KABARBURSA.COM - Presiden Joko Widodo (Jokowi) menegaskan bahwa dunia sedang menghadapi tantangan besar berupa perubahan iklim global yang mengakibatkan kenaikan suhu.
Kata Jokowi, pemanasan planet bumi ini membawa ancaman serius terhadap bencana kelaparan secara global pada tahun 2050.
Jokowi pun mengajak semua pihak untuk waspada terhadap perubahan iklim dunia. Ia memperingatkan bahwa suhu bumi diperkirakan akan mencapai rekor tertinggi dalam lima tahun mendatang.
"Kita semua telah mendengar peringatan dari Sekjen PBB bahwa dunia sedang menuju neraka iklim, sangat mengerikan. Suhu akan mencapai rekor tertinggi dalam lima tahun ke depan, hati-hati," kata Jokowi saat memberikan arahan dalam Rakornas Tim Pengendalian Inflasi Pusat dan Daerah di Istana Negara, Jumat, 14 Juni 2024.
Selama setahun terakhir, Jokowi mengingatkan bahwa kenaikan suhu global sudah terlihat di berbagai negara.
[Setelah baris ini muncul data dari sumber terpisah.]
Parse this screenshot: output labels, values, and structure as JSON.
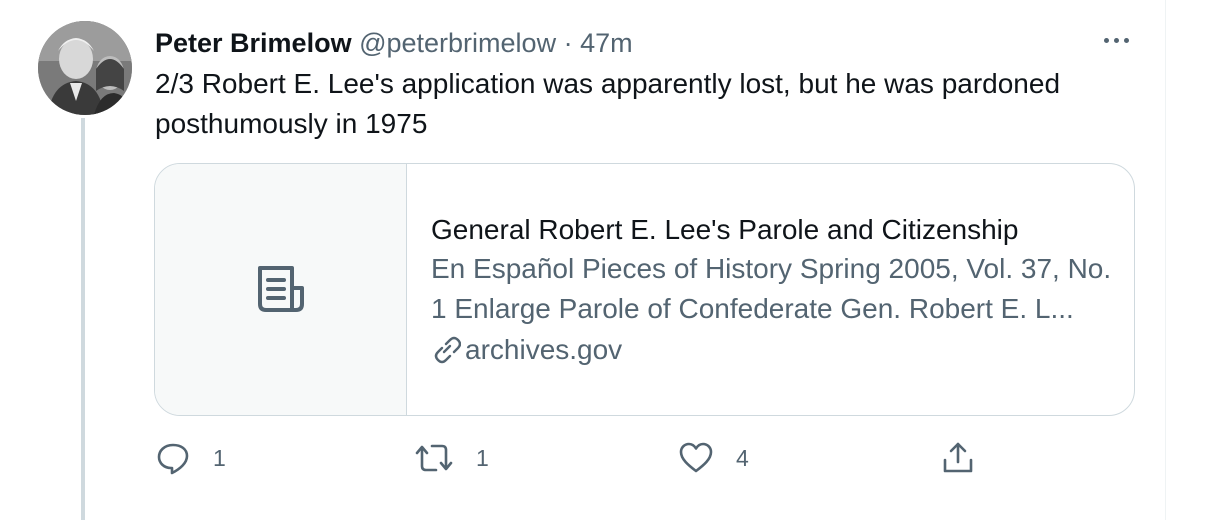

Di India, suhu telah mencapai 50 derajat Celsius, sementara di Myanmar mencapai 45,8 derajat Celsius.
Kenaikan suhu ini, menurutnya, dapat berdampak negatif pada produksi pangan. Jika tidak segera diantisipasi, produksi pangan akan menurun, bahan pangan akan langka, dan dunia akan menghadapi wabah kelaparan pada tahun 2050.
"Orang mungkin bisa berlindung dari panas dengan masuk ke dalam rumah, tetapi masalah pangan tidak bisa diabaikan. FAO telah memperingatkan bahwa jika tidak ada tindakan nyata, dunia akan menghadapi kelaparan besar pada tahun 2050," ungkap Jokowi.
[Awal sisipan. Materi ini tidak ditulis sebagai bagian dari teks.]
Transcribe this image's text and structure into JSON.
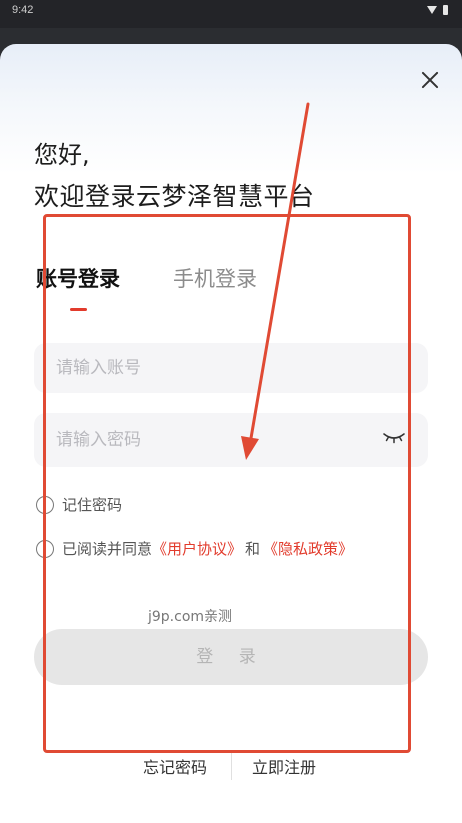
{
  "status_bar": {
    "time": "9:42"
  },
  "greeting": "您好,",
  "welcome_line": "欢迎登录云梦泽智慧平台",
  "tabs": [
    {
      "label": "账号登录",
      "active": true
    },
    {
      "label": "手机登录",
      "active": false
    }
  ],
  "account_input": {
    "placeholder": "请输入账号",
    "value": ""
  },
  "password_input": {
    "placeholder": "请输入密码",
    "value": ""
  },
  "remember_label": "记住密码",
  "agreement": {
    "prefix": "已阅读并同意",
    "user_agreement": "《用户协议》",
    "connector": "和",
    "privacy_policy": "《隐私政策》"
  },
  "watermark": "j9p.com亲测",
  "login_button": "登 录",
  "footer": {
    "forgot_label": "忘记密码",
    "register_label": "立即注册"
  },
  "colors": {
    "accent": "#e23b2c",
    "annotation": "#e04a34"
  },
  "icons": {
    "close": "close-icon",
    "password_visibility": "eye-closed-icon"
  }
}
"Oleh karena itu, perencanaan dan antisipasi harus dimulai dari sekarang," tegas Jokowi.
Pemerintah RI Tidak Punya Waktu Banyak Cegah Perubahan Iklim
Direktur Eksekutif Institute for Essential Services Reform (IESR) Fabby Tumiwa menyatakan bahwa Pemerintah tidak punya waktu yang banyak untuk mencegah kenaikan tempratur yang mana bakal berdampak pada perubahan iklim.
"Nah kita punya waktu terbatas untuk mencegah kenaikan temperatur lebih tinggi dari satu setengah derajat," katanya kepada Kabar Bursa, Sabtu 1 Juni 2024.
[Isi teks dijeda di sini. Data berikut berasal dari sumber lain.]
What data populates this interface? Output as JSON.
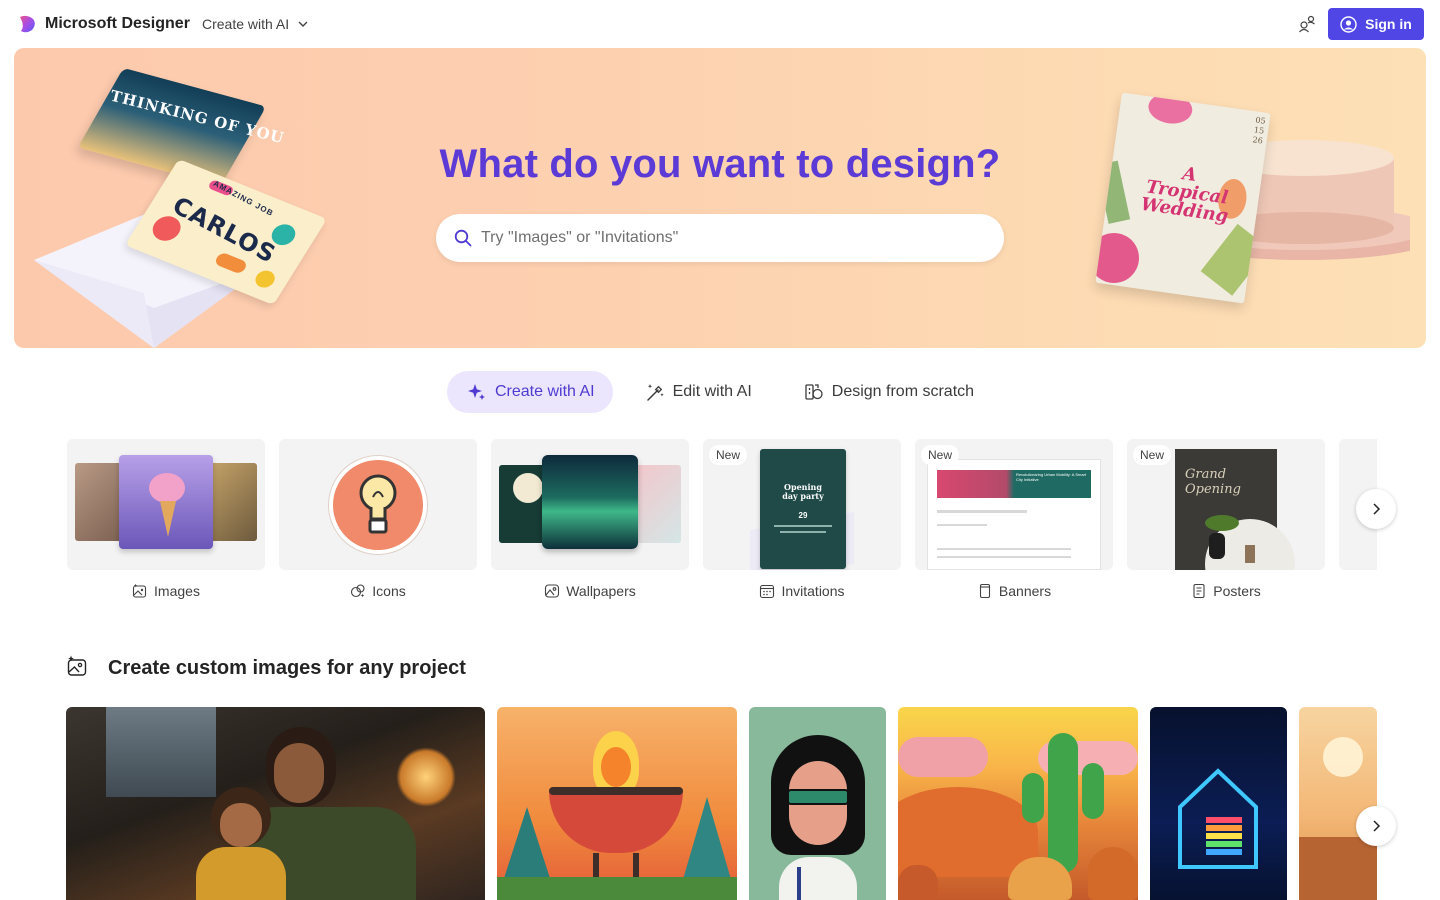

Pasalnya, Ia menambahkan, dampak perubahan iklim diproyeksikan akan semakin besar pada tahun 2030 dan puncaknya di 2050, dengan kenaikan temperatur yang signifikan.
"Perubahan iklim disebabkan oleh pemanasan global, yang membuat temperatur bumi lebih tinggi dari seharusnya. Temperatur yang lebih tinggi ini mengganggu sistem iklim di bumi," kata Fabby.
Diketahui, Kementerian Keuangan mengestimasikan bahwa perubahan iklim tidak dapat teratasi akan berdampak pada pemangkasan Produk Domestik Bruto (PDB) hingga 2,87 persen.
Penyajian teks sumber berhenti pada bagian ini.